Juliet Lamont outside Bowen Bowen Magistrates Court on December 2. Photo: Frontline Action On Coal
Juliet Lamont outside Bowen Bowen Magistrates Court on December 2. Photo: Frontline Action On Coal

Climate activist Juliet Lamont was handed a suspended prison sentence in Bowen Magistrates Court on December 2 for peacefully protesting Adani’s central Queensland coal mine.

The 50-year-old documentary filmmaker and mother of two was given a one month jail term, suspended for nine months, after being charged for locking on to a train carrying the first coal from Adani’s mine on November 30.

Refused bail, Lamont was kept in custody for two nights before her hearing.

Her sentence comes just over a week after another climate activist, Sergio Herbert, was given a 12 month jail term for sitting on a coal train in Newcastle. Herbert was subsequently released on bail, pending an appeal against the sentence.

Lamont said of her protest: “I feel a profound moral obligation to protect our futures. The science is in and the writing is on the wall.

“It really is time for ordinary Australians to act. I know I couldn’t live with myself and couldn’t look my daughters in the eye if I did nothing. So I’m taking direct action.”

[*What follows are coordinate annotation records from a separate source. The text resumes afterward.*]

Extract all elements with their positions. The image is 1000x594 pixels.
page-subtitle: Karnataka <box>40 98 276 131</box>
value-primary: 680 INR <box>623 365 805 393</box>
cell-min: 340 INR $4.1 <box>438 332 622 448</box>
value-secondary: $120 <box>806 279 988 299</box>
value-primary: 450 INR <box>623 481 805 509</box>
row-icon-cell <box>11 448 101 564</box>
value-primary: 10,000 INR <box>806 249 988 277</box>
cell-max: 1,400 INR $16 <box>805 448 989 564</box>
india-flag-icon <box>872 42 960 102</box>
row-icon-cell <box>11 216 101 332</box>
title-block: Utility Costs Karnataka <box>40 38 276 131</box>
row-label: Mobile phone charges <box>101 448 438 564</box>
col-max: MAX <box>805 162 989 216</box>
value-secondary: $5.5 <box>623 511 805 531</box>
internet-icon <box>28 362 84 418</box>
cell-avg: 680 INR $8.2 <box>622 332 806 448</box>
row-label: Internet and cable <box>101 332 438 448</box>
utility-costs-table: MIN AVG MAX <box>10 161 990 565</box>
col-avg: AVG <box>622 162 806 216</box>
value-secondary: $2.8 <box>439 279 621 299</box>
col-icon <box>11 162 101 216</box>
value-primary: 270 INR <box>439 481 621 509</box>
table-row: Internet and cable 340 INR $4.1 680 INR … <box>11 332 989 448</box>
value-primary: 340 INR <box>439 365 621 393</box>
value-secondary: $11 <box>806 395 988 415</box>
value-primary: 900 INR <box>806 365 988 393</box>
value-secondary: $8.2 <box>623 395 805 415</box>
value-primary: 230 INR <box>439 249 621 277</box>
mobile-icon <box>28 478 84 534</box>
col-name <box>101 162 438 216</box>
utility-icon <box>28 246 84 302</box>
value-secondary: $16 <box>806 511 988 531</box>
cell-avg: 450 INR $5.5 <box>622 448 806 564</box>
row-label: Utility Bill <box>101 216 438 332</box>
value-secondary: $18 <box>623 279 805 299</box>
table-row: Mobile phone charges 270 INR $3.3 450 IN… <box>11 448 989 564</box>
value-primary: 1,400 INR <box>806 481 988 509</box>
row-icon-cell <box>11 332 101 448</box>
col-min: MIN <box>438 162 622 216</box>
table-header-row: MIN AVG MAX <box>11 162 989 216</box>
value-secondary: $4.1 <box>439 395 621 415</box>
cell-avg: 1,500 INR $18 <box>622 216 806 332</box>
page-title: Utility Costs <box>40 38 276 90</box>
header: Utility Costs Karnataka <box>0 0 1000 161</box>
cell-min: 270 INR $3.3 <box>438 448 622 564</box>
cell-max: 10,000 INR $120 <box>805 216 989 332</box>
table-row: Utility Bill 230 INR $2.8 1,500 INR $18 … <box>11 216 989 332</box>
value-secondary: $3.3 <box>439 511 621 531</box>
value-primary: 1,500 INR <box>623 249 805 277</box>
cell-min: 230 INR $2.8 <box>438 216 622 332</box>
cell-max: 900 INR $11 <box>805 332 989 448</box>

Frontline Action on Coal spokesperson Andy Paine said: “This is the latest example of consistent overreach by the legal system against climate activists who are taking non-violent action against industries that are knowingly destroying our climate.

“It’s not just the prison sentences that we have seen handed out recently. There is a repeated trend of those who make and enforce the law abusing it to restrict protest movement.” 

A new report by Greenpeace, Global Warning: the threat to climate defenders in Australia, identifies an alarming escalation in repression against climate activists.

Forms of repression included: harsh, and at times unconstitutional, anti-protest laws; punitive bail laws and excessive penalties; threats to deregister charities that engage in climate activism; the targeting of activists with litigation; and surveilling and infiltrating groups of climate defenders.

Paine said: “If the police, courts and governments of Australia put as much effort into punishing those who are destroying our climate as they do to those trying to save it, maybe we wouldn’t be in the ecological crisis that we are.

“But the blatant hypocrisy of our legal system means that people of conscience and courage are going to keep taking direct action like this. It is the only avenue ordinary Australians have to address the disproportionate political power of polluting industries.”